Bon chic, bon genre …

téléchargementPauvre Christine Boutin, elle qui voit s’immiscer le mal absolu dès lors que l’on s’éloigne de l’image traditionnelle papa maman et leurs progénitures dûment estampillées par l’église, voilà que même dans le domaine de la danse, elle n’y retrouverait pas ses petits. En effet, le spectacle présenté mardi soir à la M.J.C. de Rodez ne saurait lui inspirer que dégoût et châtiment. Un dytique créé il y a déjà près de trente ans, c’est dire si les racines du mal sont profondes, et remis au gout du jour par une recréation au Festival Montpellier Danse de 2011, telle est la genèse de «  Pudique, acide / extasis »  de Mathilde Monnier et Jean-François Duroure. L’horreur dans toute sa splendeur,  laquelle voit deux danseurs, un homme, une femme, désespérément jeunes et beaux, sveltes et musclés, évoluer tout en nuances sur un registre qui repousse et dépasse les limites du genre sexué, faisant la part belle aux troubles identitaires…Ni tout à fait masculin, ni complètement féminin, toujours à hésiter, un peu comme ces anges qui peuplent vraisemblablement son panthéon imaginaire,(auquel mieux vaut préférer celui de Wim Wenders), des êtres androgynes symboliques tout en ambivalence retorse.
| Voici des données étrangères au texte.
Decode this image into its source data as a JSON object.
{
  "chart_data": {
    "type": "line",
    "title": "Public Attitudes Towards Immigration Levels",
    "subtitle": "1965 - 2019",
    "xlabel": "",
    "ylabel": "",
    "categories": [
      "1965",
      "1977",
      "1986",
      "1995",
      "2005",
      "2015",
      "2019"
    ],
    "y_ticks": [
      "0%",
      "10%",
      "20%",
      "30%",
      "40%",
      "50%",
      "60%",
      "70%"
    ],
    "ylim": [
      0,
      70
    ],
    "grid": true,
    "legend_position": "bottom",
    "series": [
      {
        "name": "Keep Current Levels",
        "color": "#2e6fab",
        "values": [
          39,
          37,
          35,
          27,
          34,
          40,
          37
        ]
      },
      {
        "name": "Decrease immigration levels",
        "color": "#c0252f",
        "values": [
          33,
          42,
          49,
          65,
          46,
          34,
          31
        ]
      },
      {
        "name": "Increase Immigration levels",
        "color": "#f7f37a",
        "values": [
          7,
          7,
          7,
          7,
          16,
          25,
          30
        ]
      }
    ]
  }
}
En première partie, ceux-ci en kilts, vêtements équivoques s’il en est, leggings noirs et marcels blancs, glissent de postures énigmatiques en gestuelles mystérieuses jusqu’à inventer un univers surprenant entre humour et autodérision sur de la musique de Kurt Weill aux accents inquiétants entrecoupée de longs silences interrogatifs. En seconde partie, idem, sauf que là ils sont vêtus de grands tutus froufroutants à qui mieux mieux et de pardessus à la Colombo, visages très maquillés, lèvres rouge sang limite carnassières, mais toujours pour tutoyer les marges, et pour souligner cette dimension fluctuante entre les registres homme/ femmes, avec en fond sonore  la référence indépassable qu’est la musique hitchcockienne à souhait de Bernard Herrmann, pour rajouter une deuxième couche d’ambiguïté sur les rapports entre les sexes. Les deux artistes en synchronie parfaite, tantôt ensemble, tantôt s’opposant, tantôt en miroir, installent une atmosphère insaisissable, toute en pointillés, où le dédoublement permanent est la règle. La décadence flamboyante de Cabaret fait écho à la punk attitude, le non conventionnel se mêle aléatoirement au plus bizarre, tout pour distiller durablement le doute et la confusion… autant dire enfer et damnation.